Latman has broad experience in the sales, hardware, software, and services sectors, having spent more than 20 years in senior management roles in the IT industry. Prior to founding iMagicLab, Latman helped start many innovative companies including RetailTRAC (sold to Minow LLC), MicroPOS (sold to Micros), and Microworkz.com.
“I’ve just received notice that the Attorney General’s office has commenced a formal action against you. Bye bye.” Click.
This phone call would forever change Richard Keith Latman’s life. It was the start of The Good Fail.
Founder and then CEO of Microworkz, a technology company that Latman dreamt would provide affordable and educational computers to those less fortunate, Latman and his business were thrown into the center of a formal investigation led by the state of Washington’s Attorney General.
This legal action would ultimately result in fines from Microsoft, the dissolution of Microworkz, a personal bankruptcy, divorce, severe depression and suicidal thoughts.
The Good Fail: Entrepreneurial Lessons from the Rise and Fall of Microworkz (Wiley, May 2012) tells Latman’s story and explains why failure is a necessary stepping stone to success.
A “good fail” is a failure that has a learning value greater than the offset collateral damage. It is a failure that one is unlikely to repeat, but that helps to positively shape the person’s managerial style and business acumen. These types of failures are inherent to success and lead to new ideas about customers, innovations, and business plans.
The Good Fail explains how companies can master this process of risk-taking and “stumbling towards success” in order to better their business. Latman offers advice for “getting good” at failure and 19 ways to avoid a good fail, such as:
- Build It, Then Sell It. Be ultraconservative in your sales approach and enter the market completely confident in your product and ability to deliver exactly what you promise.
- Surround Yourself with Hunters, Not Farmers. Hunters are proactive in their search for information and opportunities and execute with precision. Farmers gather and gather and churn information and don’t get much done.
- You Are Your Own Worst Employee. Are you an expert at what you do? Most will say yes. But are wrong. By believing you know almost all there is to know about your business, you are setting limitations that don’t exist, and are likely causing drama and diminishing focus in the business you love.
- Accept “No” For an Answer. Then ask why. And learn from it.
- Don’t Just Worry About Failure, Worry About Success. Great publicity launched Latman’s Microworkz to the big league, but they couldn’t keep up with supply and demand (for various reasons). “We failed to prepare and plan for the business to do exactly what every business person prays will happen.” Be prepared.

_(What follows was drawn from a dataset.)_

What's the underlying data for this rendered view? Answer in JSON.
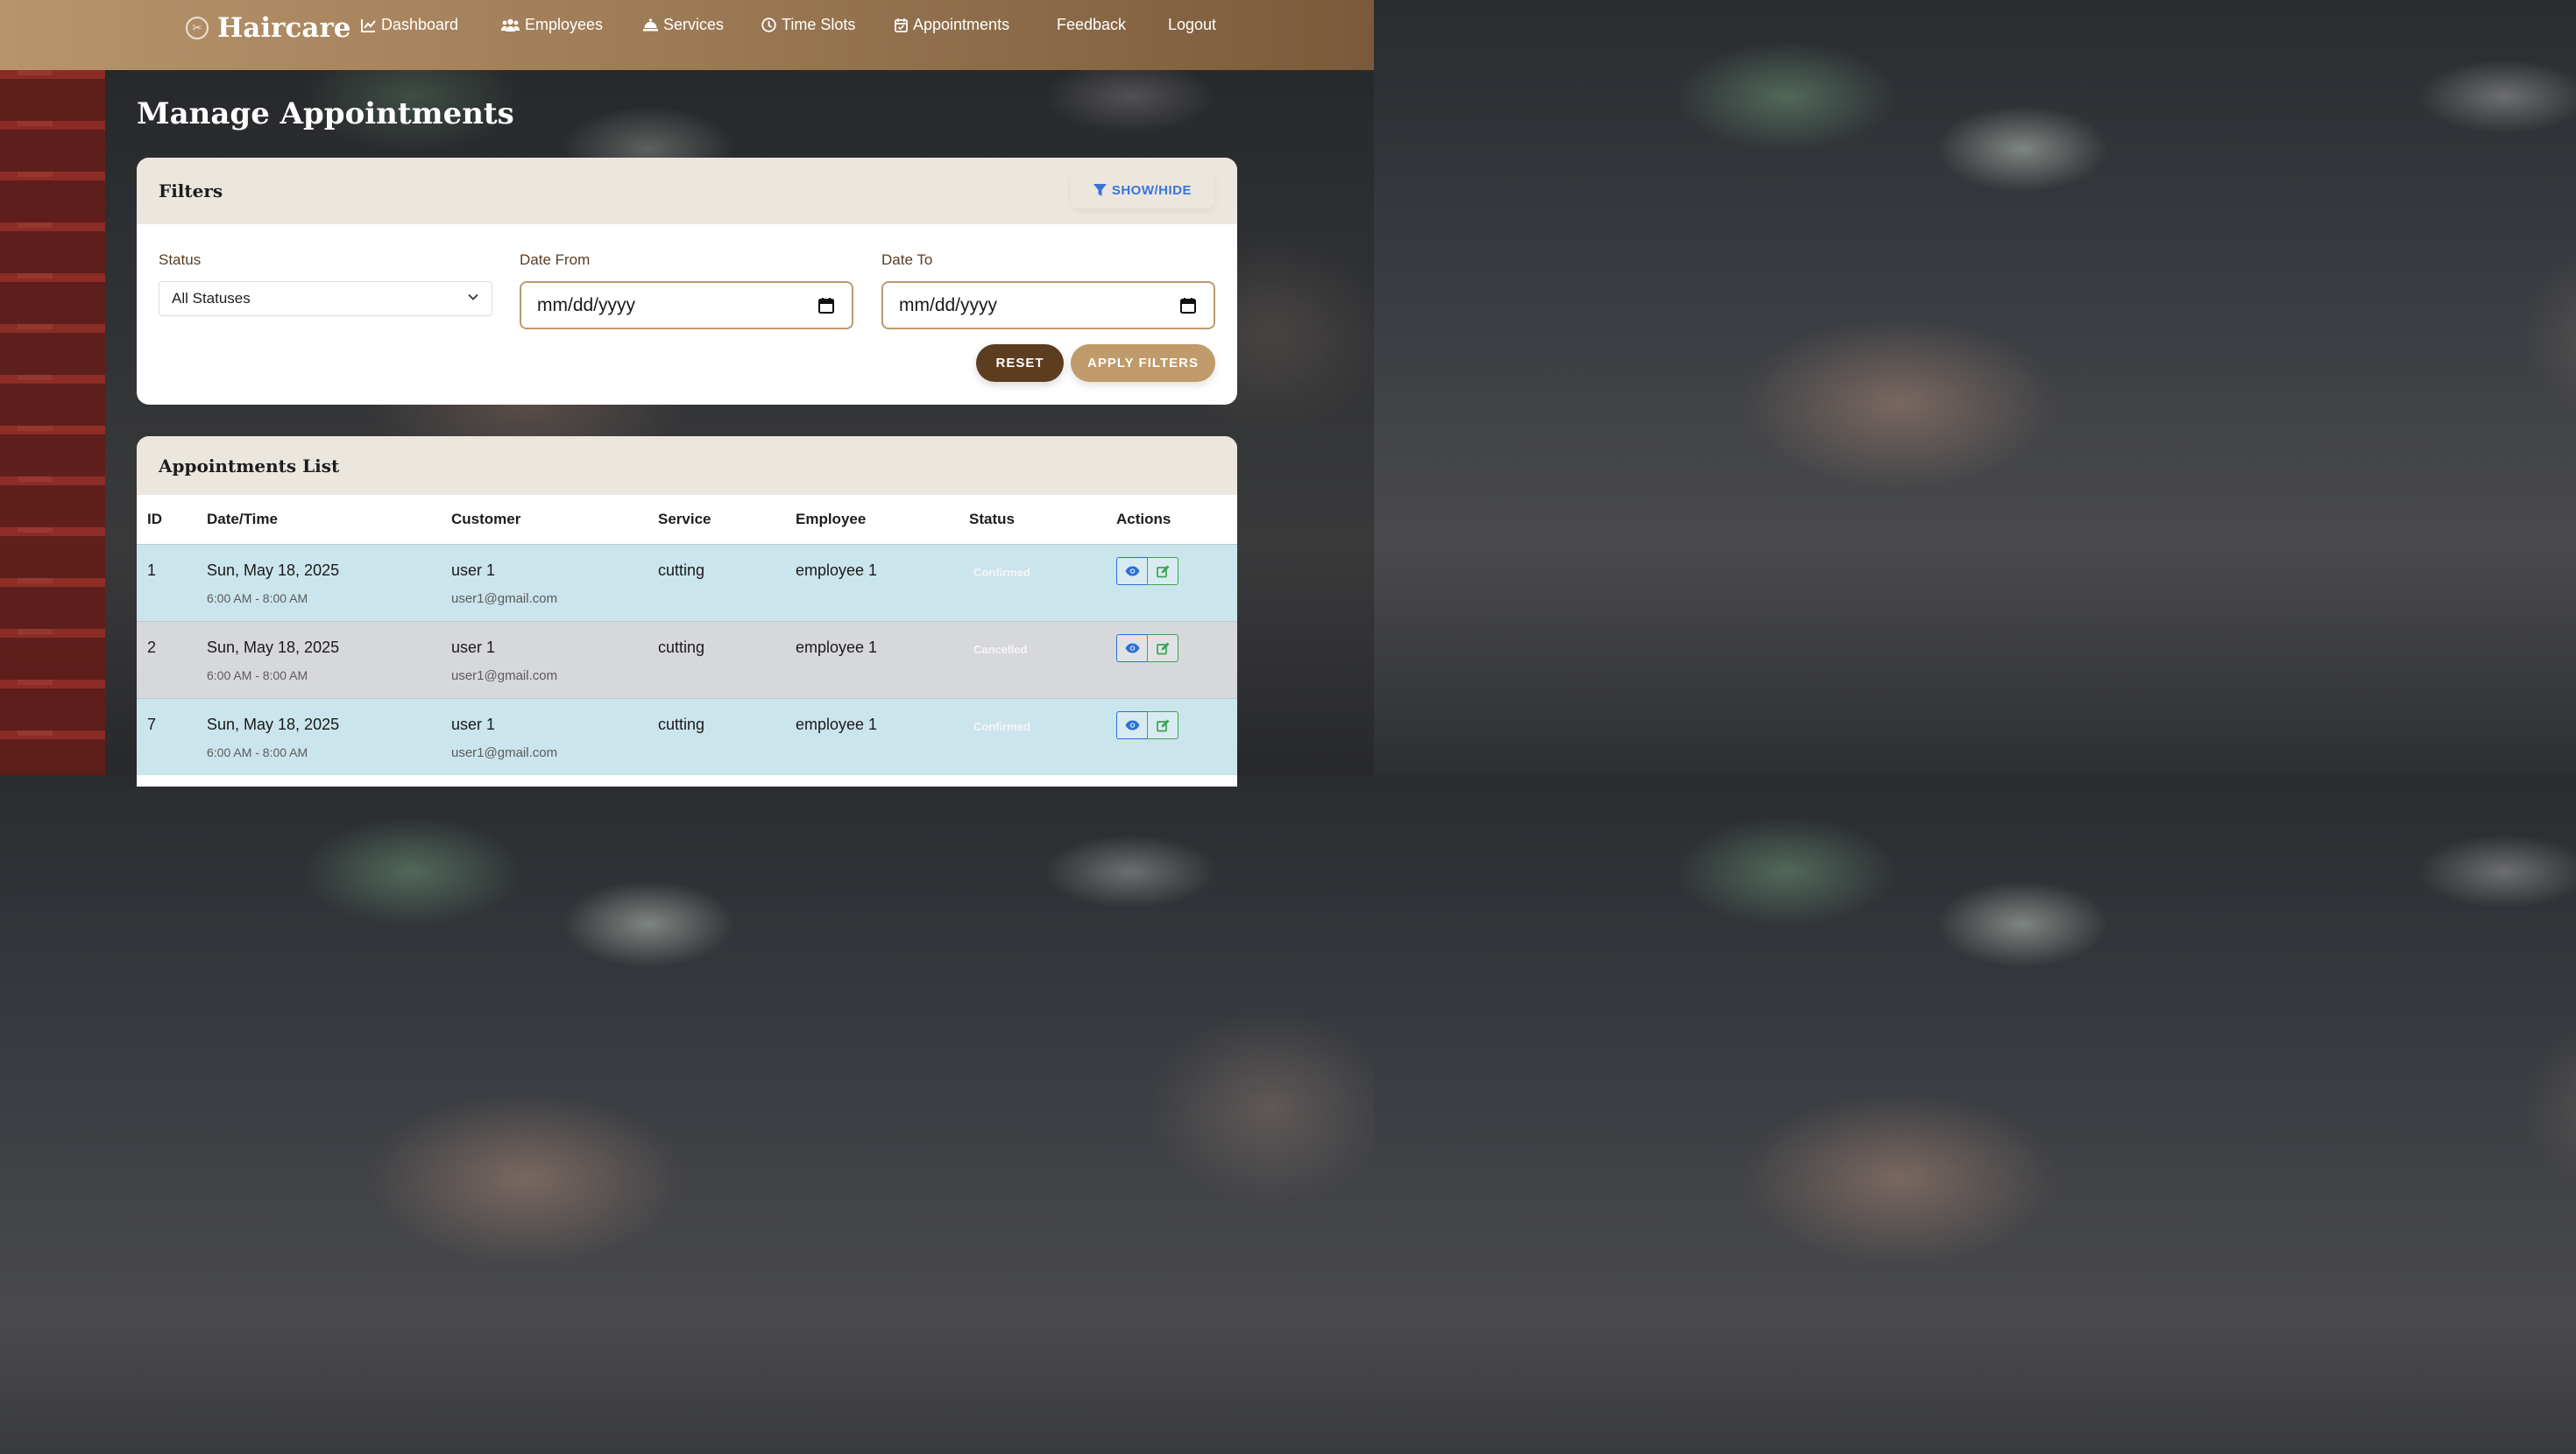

It turns out, Latman’s and Microworkz’s failures went on to become only minor roadblocks in his professional life and ultimately provided him with important lessons on executive leadership, business management, and distribution models.

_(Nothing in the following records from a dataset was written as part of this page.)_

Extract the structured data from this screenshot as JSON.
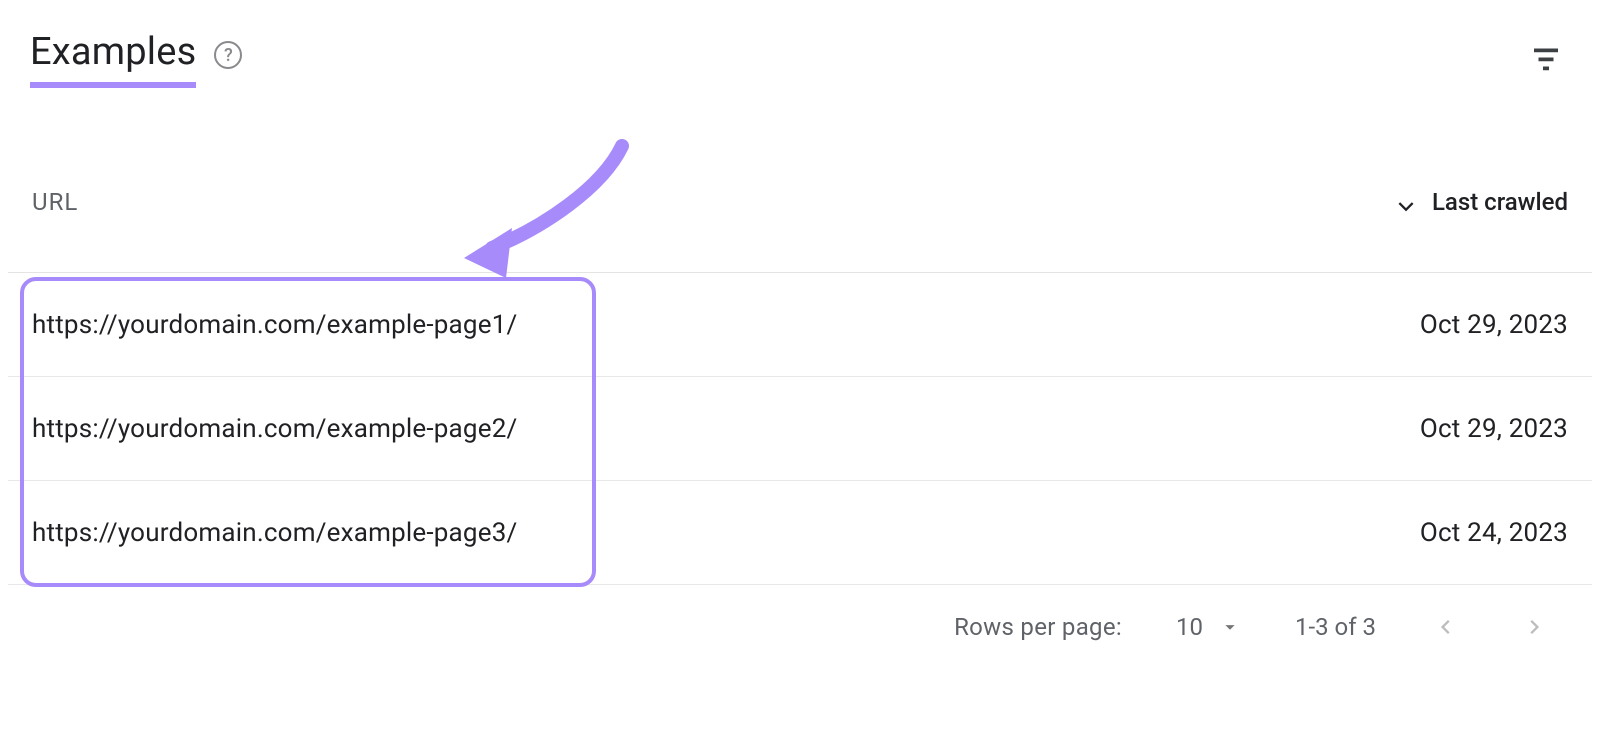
{
  "header": {
    "title": "Examples"
  },
  "columns": {
    "url": "URL",
    "lastCrawled": "Last crawled"
  },
  "rows": [
    {
      "url": "https://yourdomain.com/example-page1/",
      "date": "Oct 29, 2023"
    },
    {
      "url": "https://yourdomain.com/example-page2/",
      "date": "Oct 29, 2023"
    },
    {
      "url": "https://yourdomain.com/example-page3/",
      "date": "Oct 24, 2023"
    }
  ],
  "pagination": {
    "rowsPerPageLabel": "Rows per page:",
    "rowsPerPageValue": "10",
    "range": "1-3 of 3"
  }
}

It took some time, and more failures, to get back on his feet, but Latman finally found his way back to an industry he loved – selling cars in record numbers -- while developing software to keep better track of sales leads and customer relationship management.

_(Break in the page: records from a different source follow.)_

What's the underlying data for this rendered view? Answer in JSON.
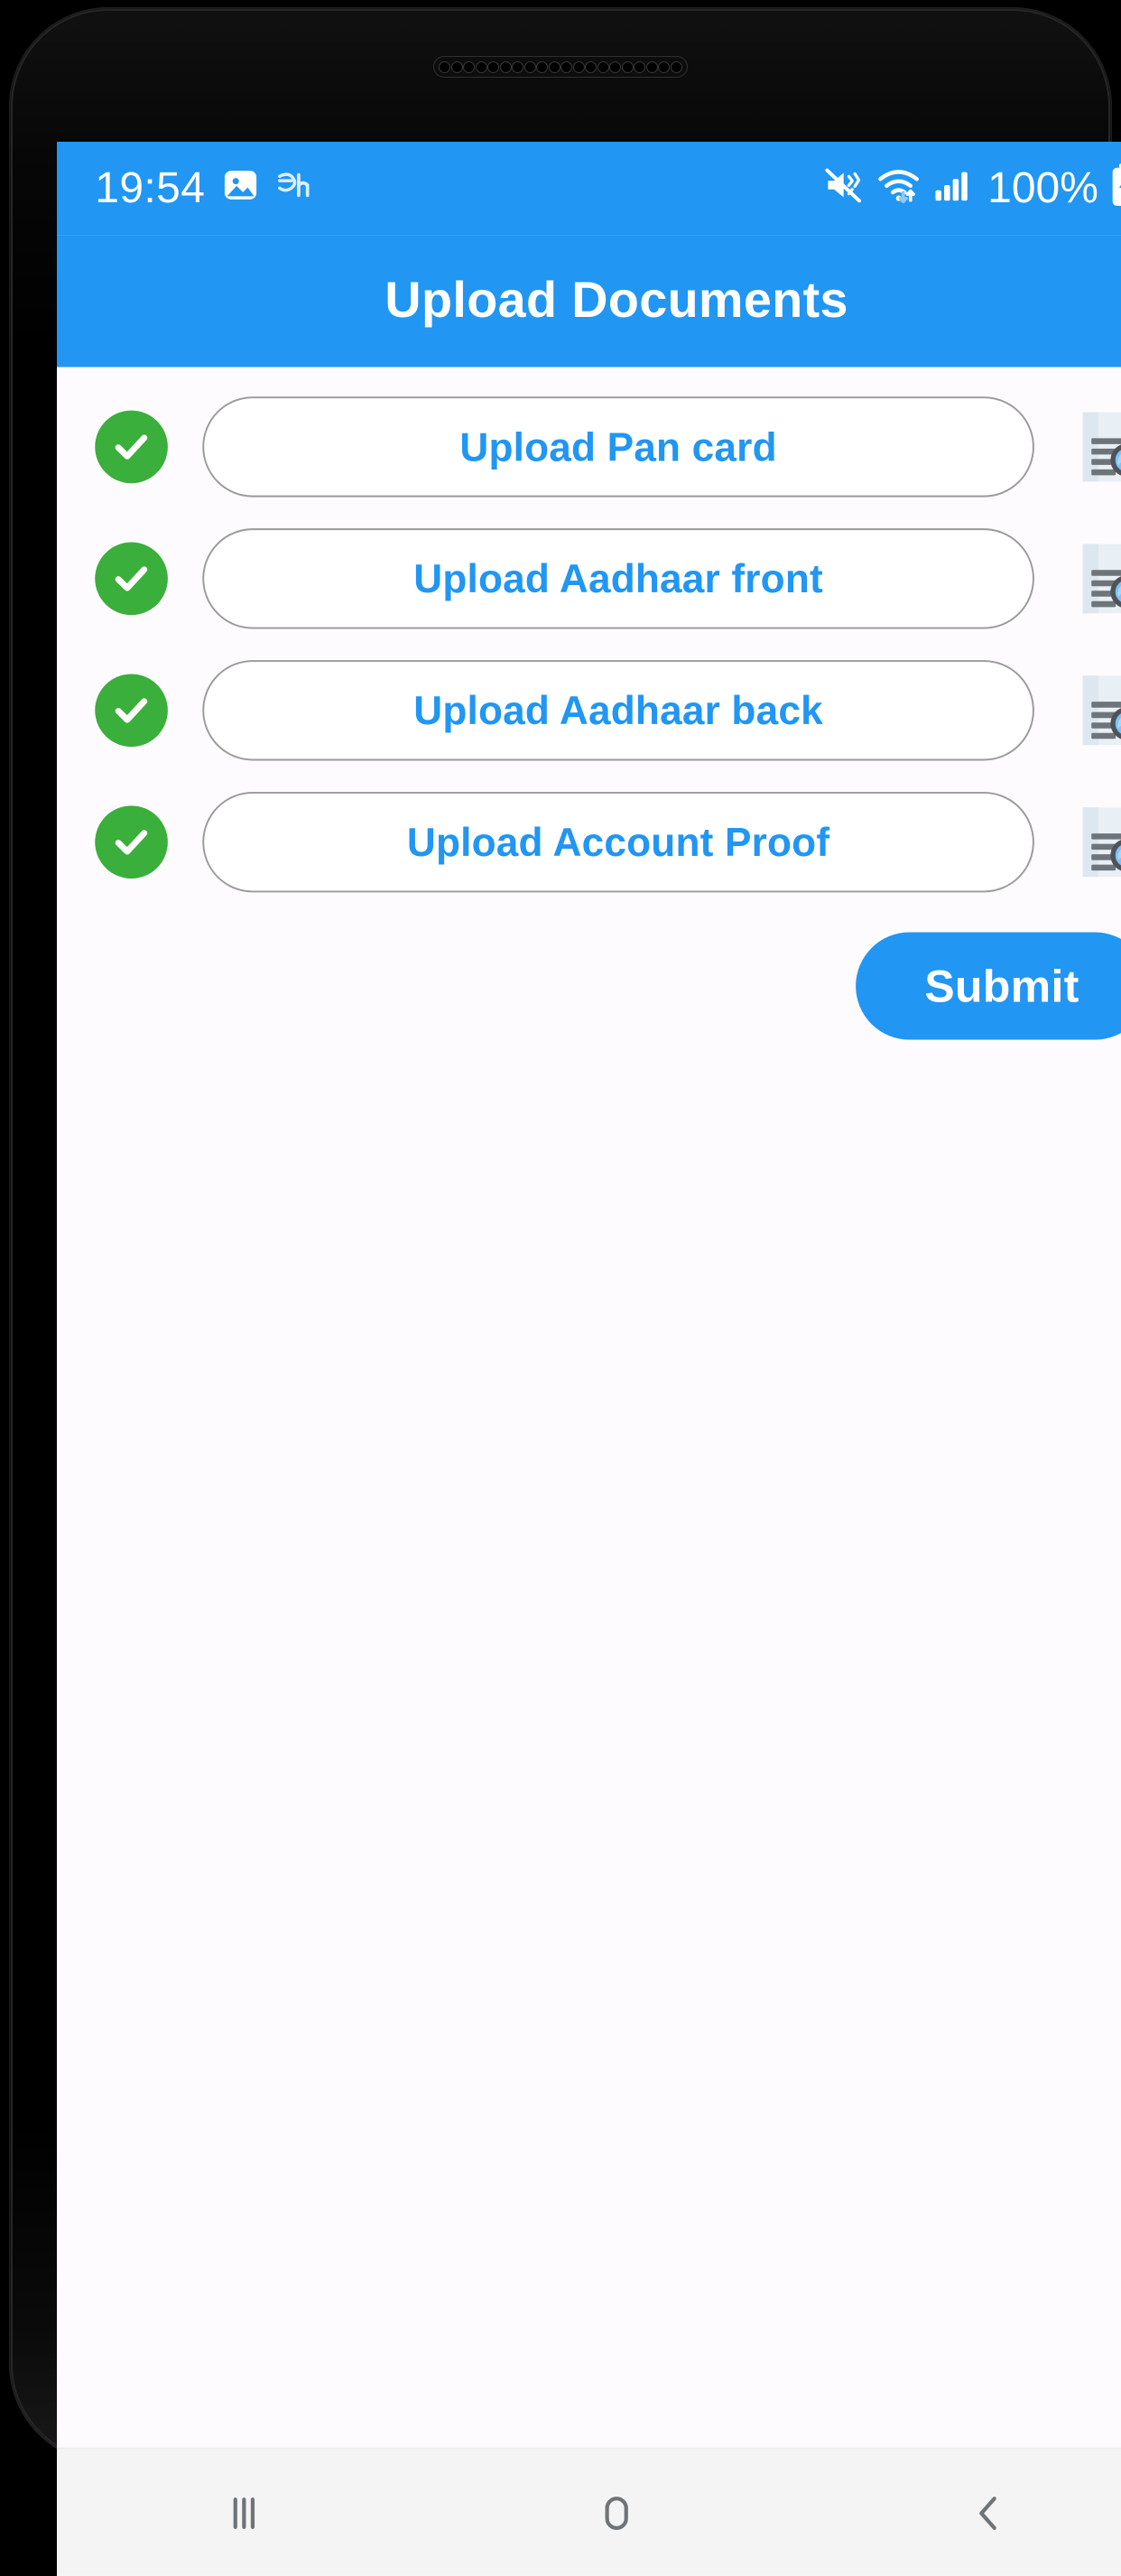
{
  "status_bar": {
    "time": "19:54",
    "icons_left": [
      "image-icon",
      "app-glyph-icon"
    ],
    "icons_right": [
      "mute-vibrate-icon",
      "wifi-icon",
      "signal-bars-icon"
    ],
    "battery_percent": "100%",
    "battery_state": "charging"
  },
  "app_bar": {
    "title": "Upload Documents"
  },
  "uploads": [
    {
      "label": "Upload Pan card",
      "status": "complete",
      "status_icon": "check-circle-icon",
      "doc_icon": "document-search-icon"
    },
    {
      "label": "Upload Aadhaar front",
      "status": "complete",
      "status_icon": "check-circle-icon",
      "doc_icon": "document-search-icon"
    },
    {
      "label": "Upload Aadhaar back",
      "status": "complete",
      "status_icon": "check-circle-icon",
      "doc_icon": "document-search-icon"
    },
    {
      "label": "Upload Account Proof",
      "status": "complete",
      "status_icon": "check-circle-icon",
      "doc_icon": "document-search-icon"
    }
  ],
  "actions": {
    "submit_label": "Submit"
  },
  "nav_bar": {
    "recents_icon": "recents-icon",
    "home_icon": "home-icon",
    "back_icon": "back-chevron-icon"
  },
  "colors": {
    "accent_blue": "#2196F3",
    "status_green": "#3BAF3B",
    "screen_bg": "#FDFBFD",
    "nav_bg": "#F4F4F4",
    "button_border": "#9A9A9A"
  }
}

Today, Latman is the CEO and Co-Founder of iMagicLab, a soft company focused on the auto-industry, and the Founder of Latman Interactive.
The Good Fail is Latman’s story. “Despite all the tumult at Microworkz and the fact that it did not survive, the folks in Silicon Valley still call it a ‘good fail.’ It was a failure that entrepreneurs can learn from and that I, personally, could learn from and leverage to go on and start an even more successful company. What I learned was greater than the ultimate loss. That’s a good fail.”